- Born: Arthur Dea Elrod, Jr. August 8, 1924 Anderson, South Carolina, U.S.
- Died: February 18, 1974 (aged 49) Palm Springs, California, U.S.
- Education: Clemson University; Chouinard Art Institute;
- Occupation: Interior designer

= Arthur Elrod =

American interior designer (1924–1974)

Arthur Dea Elrod, Jr. (August 8, 1924 – February 18, 1974) was an American interior designer, perhaps best known for the Elrod House his home in Palm Springs, California, which he designed in collaboration with architect John Lautner in 1968.

==Early life==
Elrod was born in Anderson, South Carolina, grew up on a farm, and studied design at South Carolina's Clemson University, before attending the Chouinard Art Institute in Los Angeles.

==Career==
In 1954, Elrod and Harold "Hal" Broderick started Arthur Elrod and Associates, an interior design firm on Palm Canyon Drive in Palm Springs, and went on to hire William C. Raiser, Steve Chase, and others. According to the Palm Springs Bureau of Tourism, Elrod's innovative midcentury modern style "became a hallmark of the Palm Springs aesthetic" and helped solidify the city's reputation as a center of modernist design.

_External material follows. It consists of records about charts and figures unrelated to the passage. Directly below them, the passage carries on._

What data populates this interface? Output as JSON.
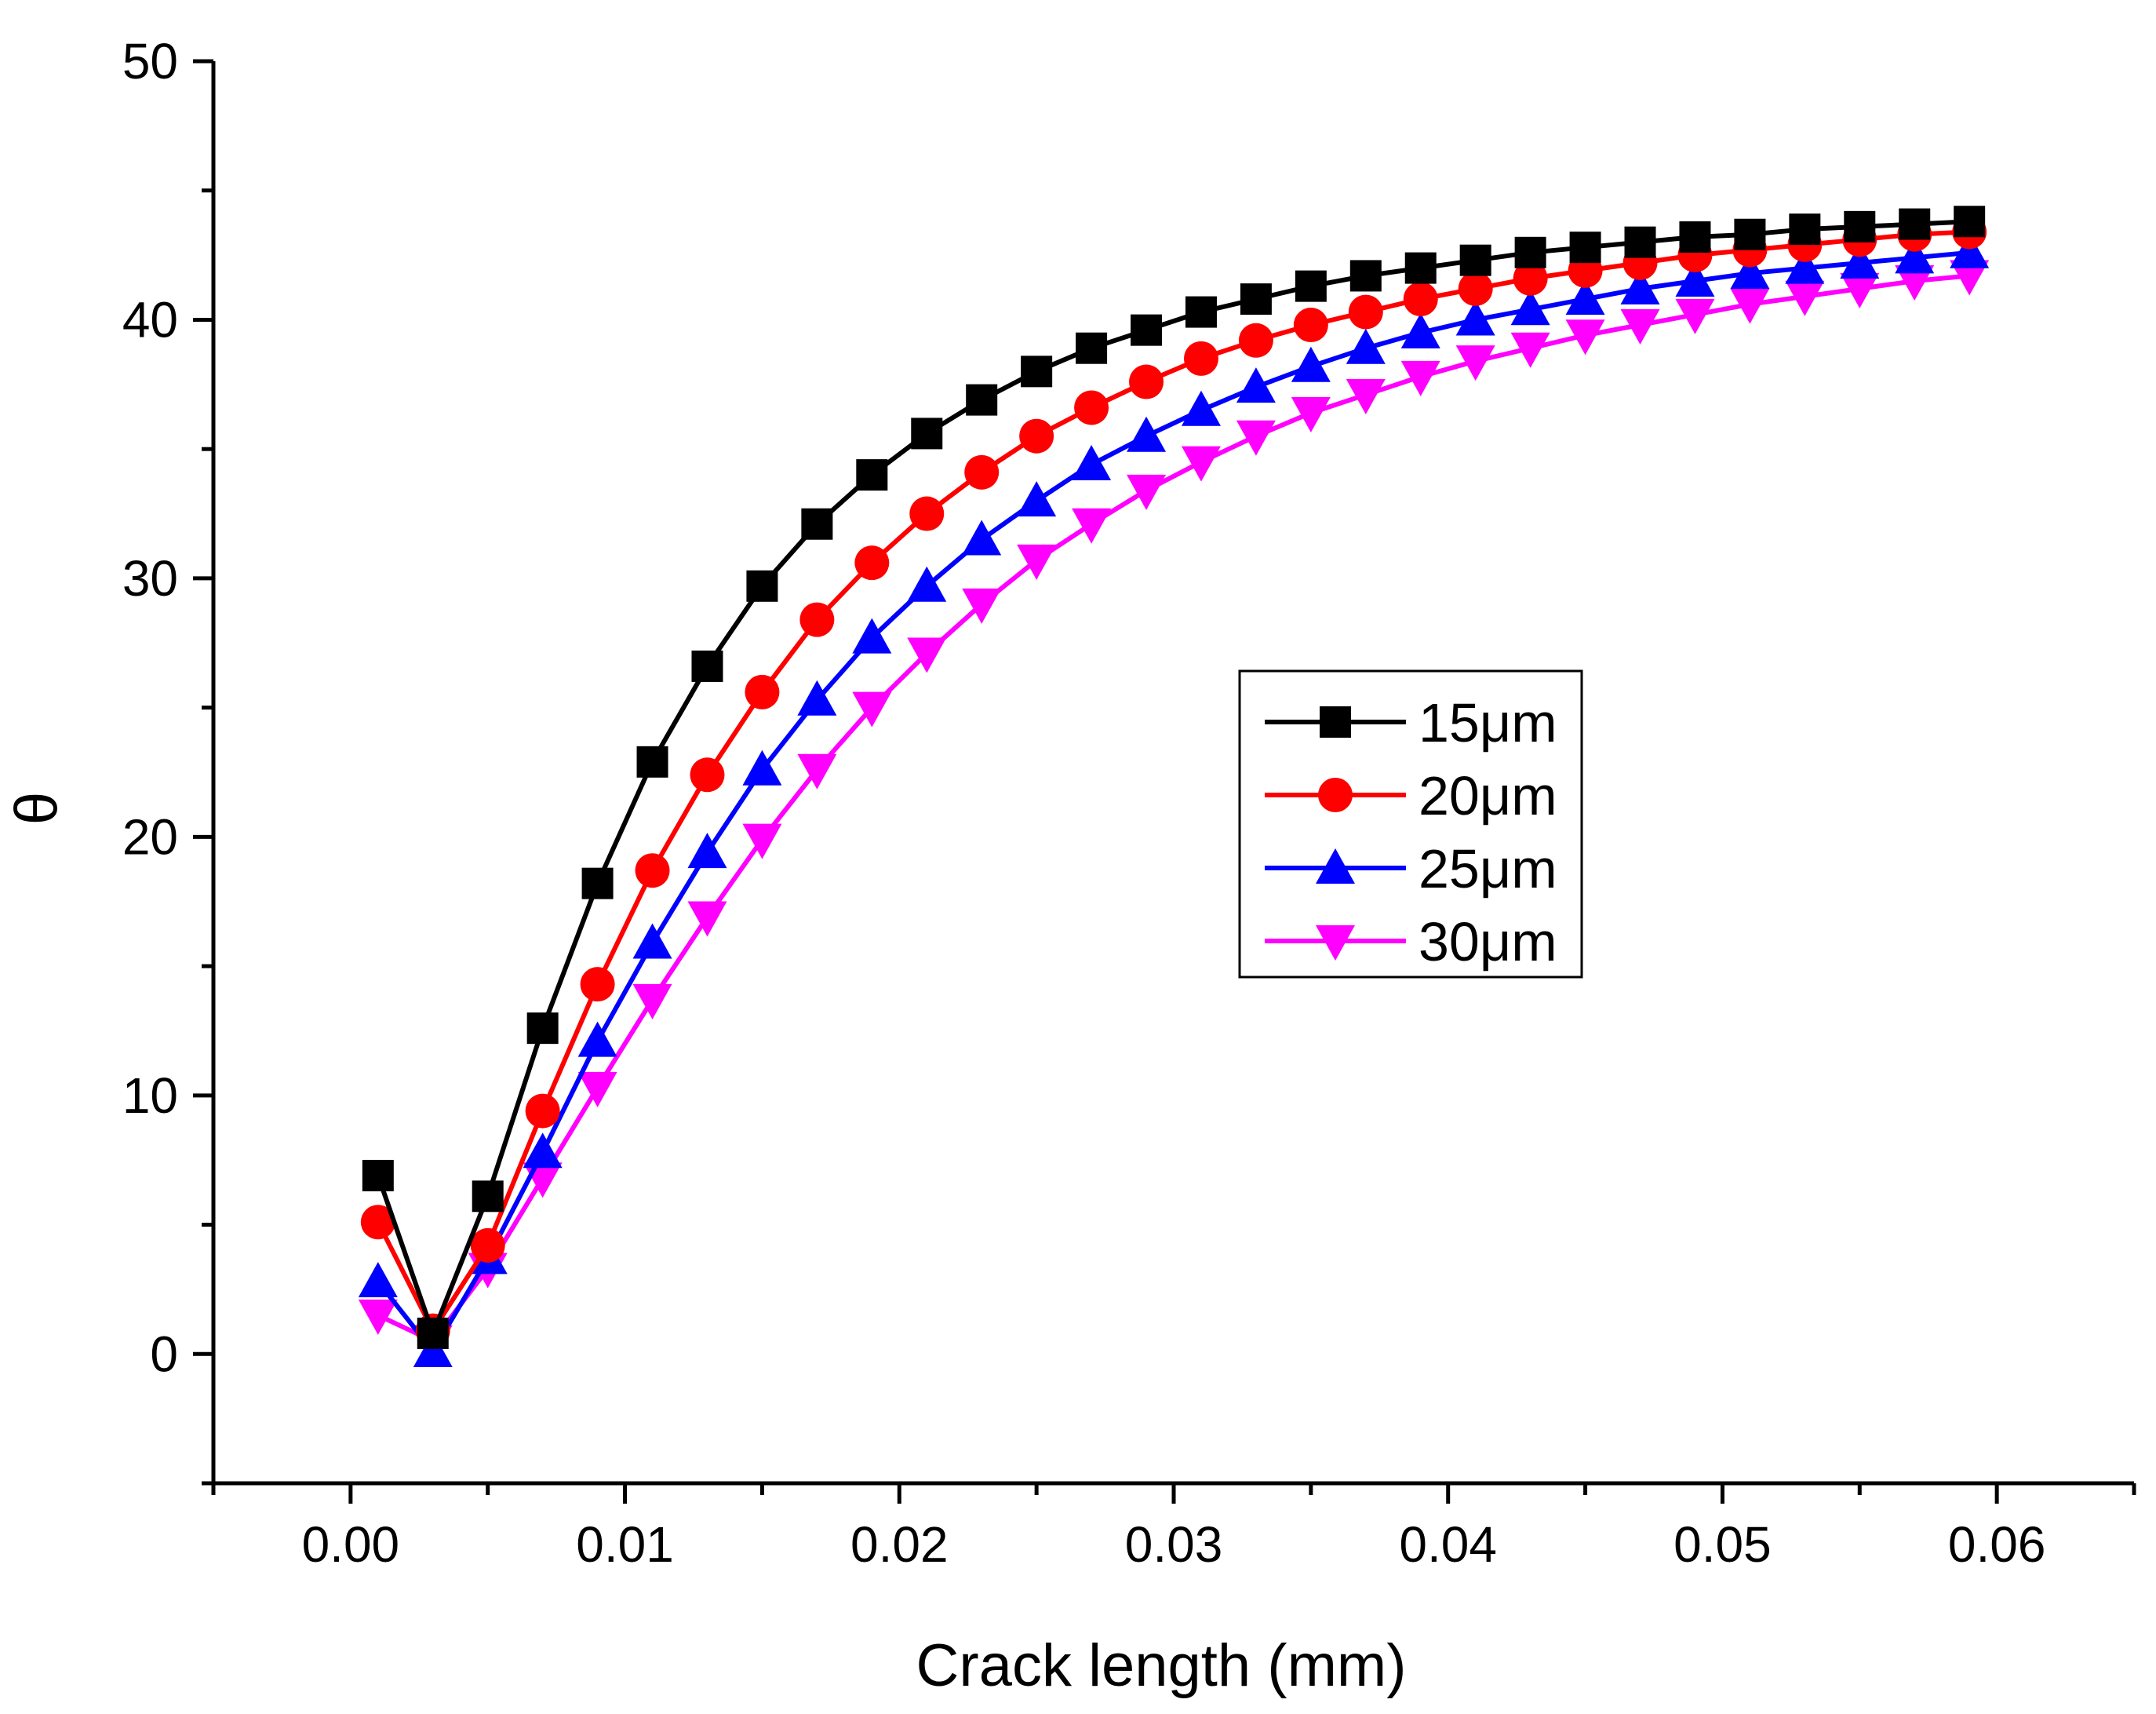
{
  "chart_data": {
    "type": "line",
    "title": "",
    "xlabel": "Crack length (mm)",
    "ylabel": "θ",
    "xlim": [
      -0.005,
      0.065
    ],
    "ylim": [
      -5,
      50
    ],
    "xticks": [
      0.0,
      0.01,
      0.02,
      0.03,
      0.04,
      0.05,
      0.06
    ],
    "xtick_labels": [
      "0.00",
      "0.01",
      "0.02",
      "0.03",
      "0.04",
      "0.05",
      "0.06"
    ],
    "yticks": [
      0,
      10,
      20,
      30,
      40,
      50
    ],
    "ytick_labels": [
      "0",
      "10",
      "20",
      "30",
      "40",
      "50"
    ],
    "grid": false,
    "legend_position": "center-right",
    "x": [
      0.001,
      0.003,
      0.005,
      0.007,
      0.009,
      0.011,
      0.013,
      0.015,
      0.017,
      0.019,
      0.021,
      0.023,
      0.025,
      0.027,
      0.029,
      0.031,
      0.033,
      0.035,
      0.037,
      0.039,
      0.041,
      0.043,
      0.045,
      0.047,
      0.049,
      0.051,
      0.053,
      0.055,
      0.057,
      0.059
    ],
    "series": [
      {
        "name": "15μm",
        "color": "#000000",
        "marker": "square",
        "values": [
          6.9,
          0.8,
          6.1,
          12.6,
          18.2,
          22.9,
          26.6,
          29.7,
          32.1,
          34.0,
          35.6,
          36.9,
          38.0,
          38.9,
          39.6,
          40.3,
          40.8,
          41.3,
          41.7,
          42.0,
          42.3,
          42.6,
          42.8,
          43.0,
          43.2,
          43.3,
          43.5,
          43.6,
          43.7,
          43.8
        ]
      },
      {
        "name": "20μm",
        "color": "#ff0000",
        "marker": "circle",
        "values": [
          5.1,
          0.9,
          4.2,
          9.4,
          14.3,
          18.7,
          22.4,
          25.6,
          28.4,
          30.6,
          32.5,
          34.1,
          35.5,
          36.6,
          37.6,
          38.5,
          39.2,
          39.8,
          40.3,
          40.8,
          41.2,
          41.6,
          41.9,
          42.2,
          42.5,
          42.7,
          42.9,
          43.1,
          43.3,
          43.4
        ]
      },
      {
        "name": "25μm",
        "color": "#0000ff",
        "marker": "triangle-up",
        "values": [
          2.8,
          0.1,
          3.7,
          7.8,
          12.1,
          15.9,
          19.4,
          22.6,
          25.3,
          27.7,
          29.7,
          31.5,
          33.0,
          34.4,
          35.5,
          36.5,
          37.4,
          38.2,
          38.9,
          39.5,
          40.0,
          40.4,
          40.8,
          41.2,
          41.5,
          41.8,
          42.0,
          42.2,
          42.4,
          42.6
        ]
      },
      {
        "name": "30μm",
        "color": "#ff00ff",
        "marker": "triangle-down",
        "values": [
          1.5,
          0.5,
          3.3,
          6.8,
          10.3,
          13.7,
          16.9,
          19.9,
          22.6,
          25.0,
          27.1,
          29.0,
          30.7,
          32.1,
          33.4,
          34.5,
          35.5,
          36.4,
          37.1,
          37.8,
          38.4,
          38.9,
          39.4,
          39.8,
          40.2,
          40.6,
          40.9,
          41.2,
          41.5,
          41.7
        ]
      }
    ]
  }
}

In 1968, Elrod designed his Palm Springs home, now known as Elrod House, built by architect John Lautner.

==Personal life==
Elrod was openly gay.

The parties he held at the Elrod House were "legendary", Bill Blass held a fashion show, Playboy did a November 1971 feature, Pleasure on the Rocks, and the house was used as Willard Whyte's mansion in the 1971 James Bond film, Diamonds Are Forever. The house has been described as the "ultimate bachelor pad", and it has been noted that increasing numbers of the "pads" in Playboy in the 1970s belonged to out gay men like Elrod.

Elrod was a close friend of Bob Hope and his wife Dolores.

Elrod and his associate, William Raiser, died in a traffic accident on February 18, 1974, when their Fiat sportscar was hit by a drunk teenage driver. Elrod was 49 years old.